Certes il n’y a pas que les travailleurs médico-sociaux qui ont été confrontés à cette nouvelle réalité mais cela va mieux en le disant. Il est clair qu’en temps de crise, il peut y avoir des difficultés à mettre en œuvre des consignes organisationnelles tout en à prenant en compte des paramètres nouveaux dans la mission du professionnel.
Les principes de précaution, de réalité, de prévention et de responsabilité peuvent être battus en brèche. L’urgence empêche la réflexion et peut conduire à une « pratique réflexe ». Or chaque situation est singulière. Même en temps de crise, il est donc primordial de continuer de se poser des questions, de penser l’accompagnement et de le faire à un niveau collectif avec ses collègues.
Quelle éthique post-Covid ?
La période Covid a renforcé le principe éthique de la responsabilité dans l’intervention. Elle s’est posée de manière intense non sur les compétences institutionnelles mais sur les compétences professionnelles des travailleurs sociaux. Leur capacité à trouver des réponses a été réelle. Globalement les interventions se sont bien déroulées et ont donné lieu à de nombreuses innovations mais le débriefing de ces périodes avec les professionnels reste indispensable pour savoir ce qui doit être gardé ce qui peut poser problème.
Si à la fin du premier confinement, nous parlions tous du monde d’après comme une évidence, la crise qui s’est installée dans la durée nous révèle que désormais tout est mis en œuvre pour retrouver le monde d’avant. C’est aussi la même chose dans le champ de l’organisation du travail. La verticalité des consignes, un certain manque de dialogue avec des décisions qui ne sont pas co-construites, tout cela est fort dommageable. Nous avons pourtant là une occasion de travailler dans une plus grande délégation des responsabilités en nous faisant plus confiance. Il semble que les réflexes anciens aient repris le dessus, avec par exemple la place importante de la logique administrative qui tarde à se réformer.
Apaiser les tensions en donnant sens au travail
Les professionnels cherchent à résoudre les questions auxquelles ils sont confronté en s’appuyant et en réaffirmant le sens et les valeurs du travail social. La réflexion éthique a pour fonction d’apaiser les tensions en donnant du sens au travail.
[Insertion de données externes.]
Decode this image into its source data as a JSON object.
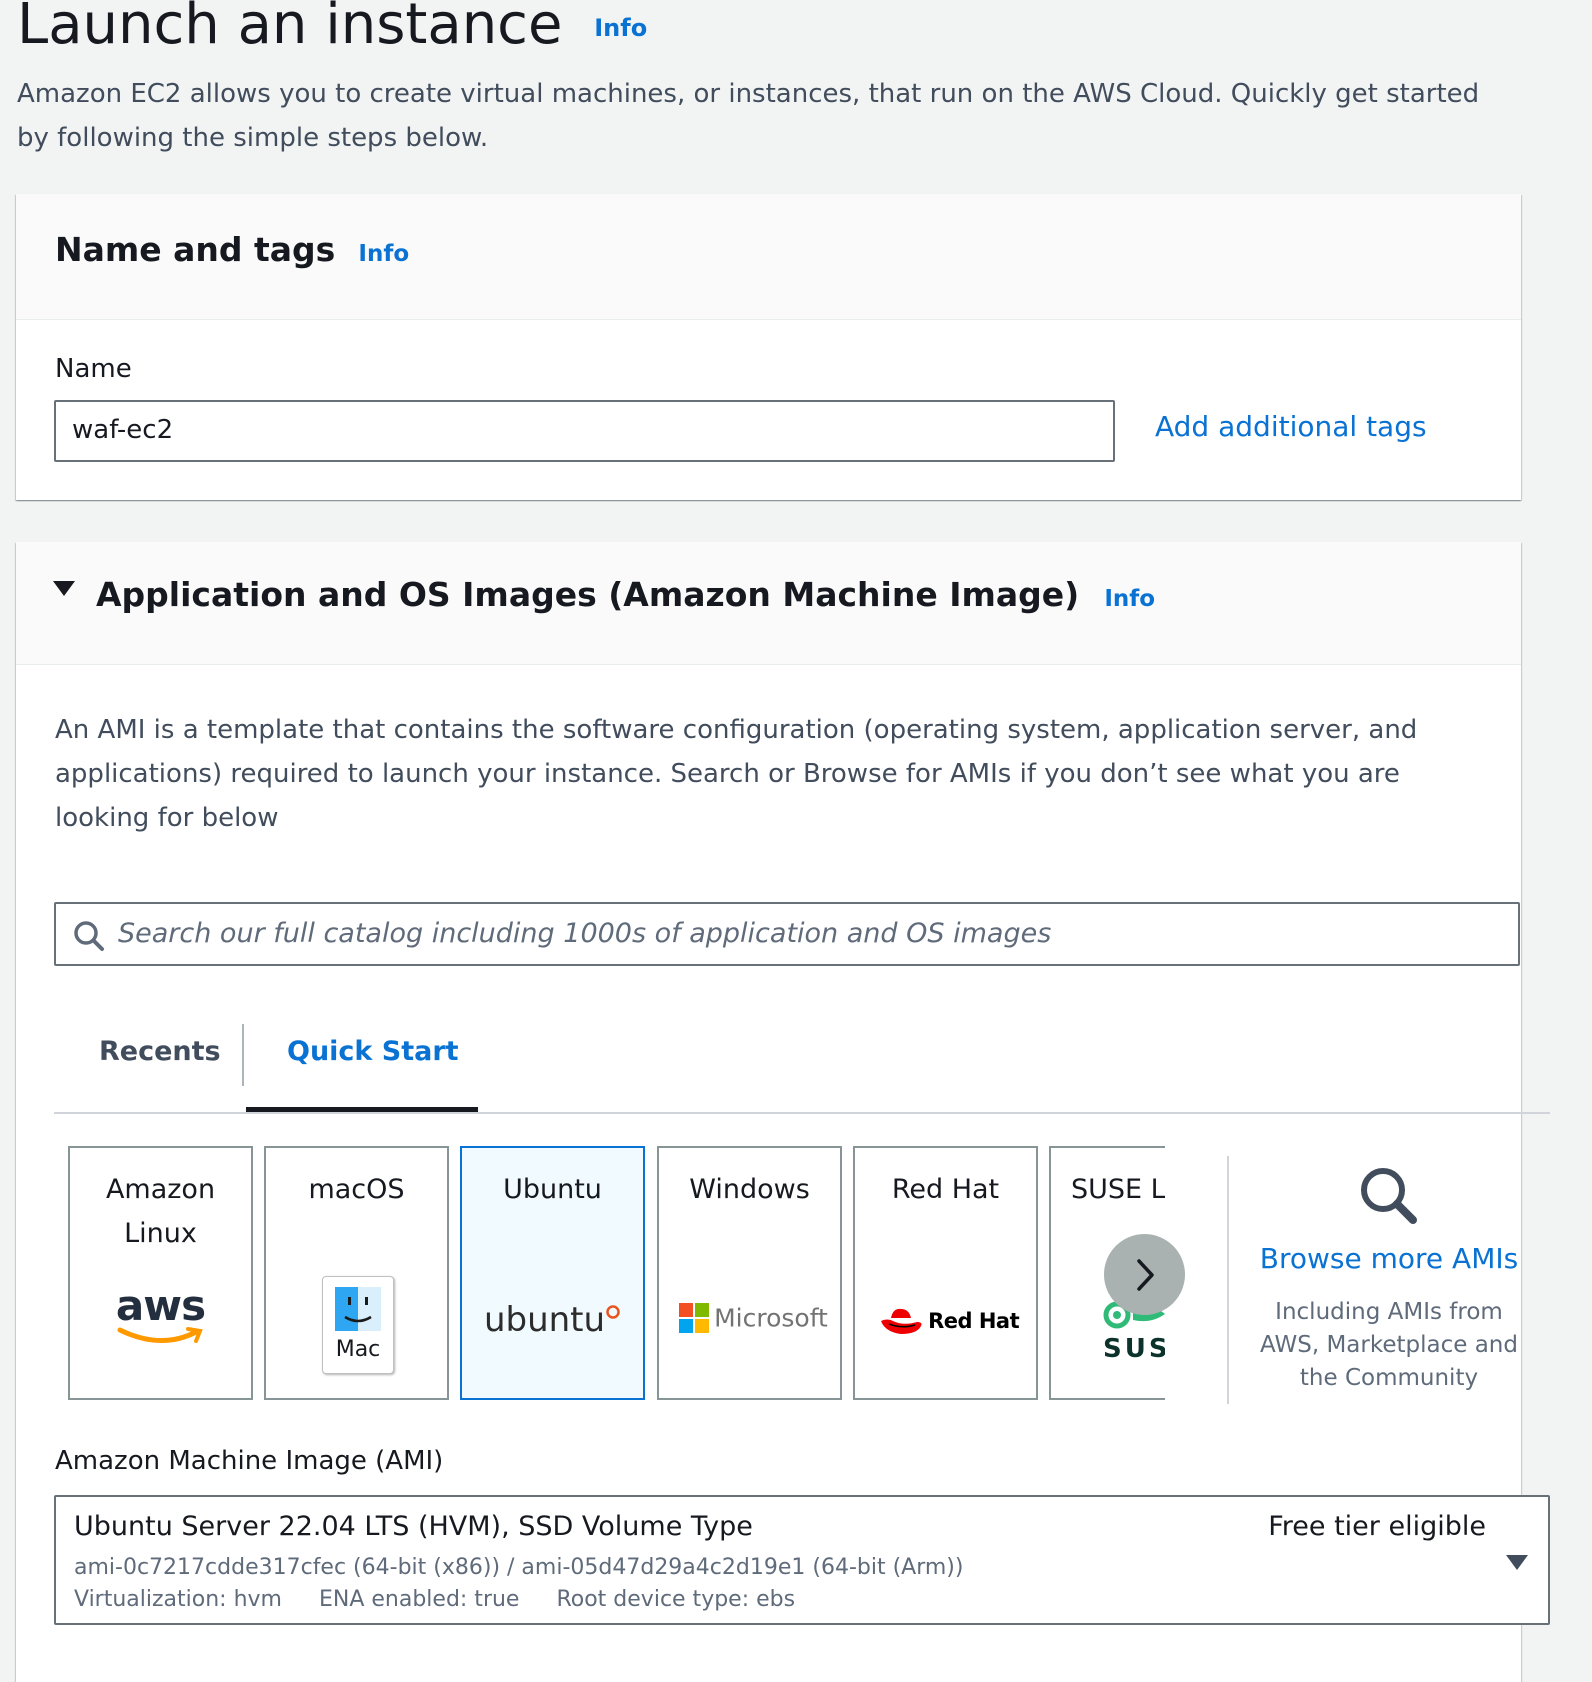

C’est pourquoi il serait important de mettre en place des instances éthiques dans le champ social comme il en existe dans le domaine sanitaire.
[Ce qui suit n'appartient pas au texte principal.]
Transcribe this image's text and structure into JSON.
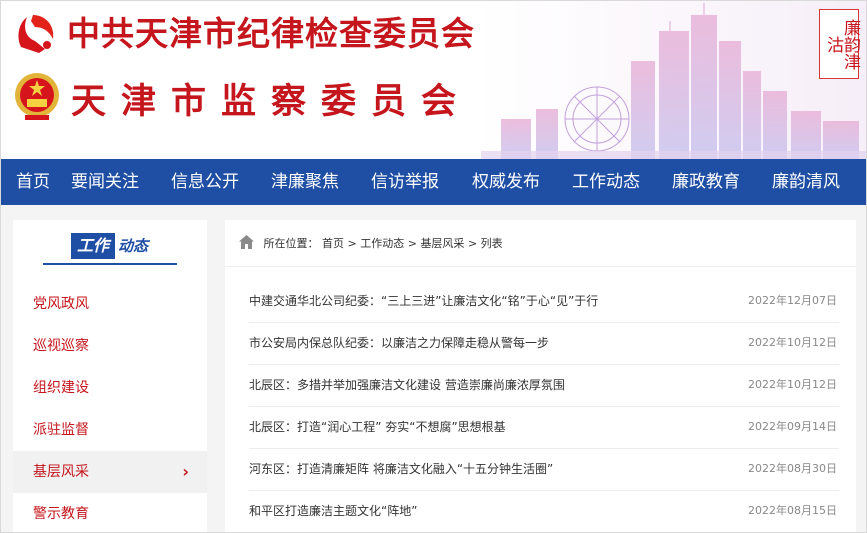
{
  "header": {
    "title_top": "中共天津市纪律检查委员会",
    "title_bottom": "天津市监察委员会",
    "seal_text": "廉韵津沽"
  },
  "nav": {
    "items": [
      {
        "label": "首页"
      },
      {
        "label": "要闻关注"
      },
      {
        "label": "信息公开"
      },
      {
        "label": "津廉聚焦"
      },
      {
        "label": "信访举报"
      },
      {
        "label": "权威发布"
      },
      {
        "label": "工作动态"
      },
      {
        "label": "廉政教育"
      },
      {
        "label": "廉韵清风"
      }
    ]
  },
  "sidebar": {
    "heading_highlight": "工作",
    "heading_rest": "动态",
    "items": [
      {
        "label": "党风政风"
      },
      {
        "label": "巡视巡察"
      },
      {
        "label": "组织建设"
      },
      {
        "label": "派驻监督"
      },
      {
        "label": "基层风采",
        "active": true
      },
      {
        "label": "警示教育"
      }
    ],
    "active_arrow": "›"
  },
  "breadcrumb": {
    "prefix": "所在位置：",
    "items": [
      "首页",
      "工作动态",
      "基层风采",
      "列表"
    ],
    "separator": ">"
  },
  "articles": [
    {
      "title": "中建交通华北公司纪委：“三上三进”让廉洁文化“铭”于心“见”于行",
      "date": "2022年12月07日"
    },
    {
      "title": "市公安局内保总队纪委：以廉洁之力保障走稳从警每一步",
      "date": "2022年10月12日"
    },
    {
      "title": "北辰区：多措并举加强廉洁文化建设 营造崇廉尚廉浓厚氛围",
      "date": "2022年10月12日"
    },
    {
      "title": "北辰区：打造“润心工程” 夯实“不想腐”思想根基",
      "date": "2022年09月14日"
    },
    {
      "title": "河东区：打造清廉矩阵 将廉洁文化融入“十五分钟生活圈”",
      "date": "2022年08月30日"
    },
    {
      "title": "和平区打造廉洁主题文化“阵地”",
      "date": "2022年08月15日"
    }
  ],
  "colors": {
    "brand_red": "#c4161c",
    "nav_blue": "#1f4fa5"
  }
}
Il y a également un énorme travail à effectuer autour de la confiance en direction des institutions. Le Covid19 déstabilise, l’incertitude et les fausses nouvelles rendent beaucoup de monde méfiant. Enfin, le concept de l’intérêt général, bien différent de la somme des intérêts personnels, est à réaffirmer notamment en faveur des personnes les plus exclues de la société. Il faut s’inspirer des pratiques qui produisent une société de l’humain et de l’intelligence collective.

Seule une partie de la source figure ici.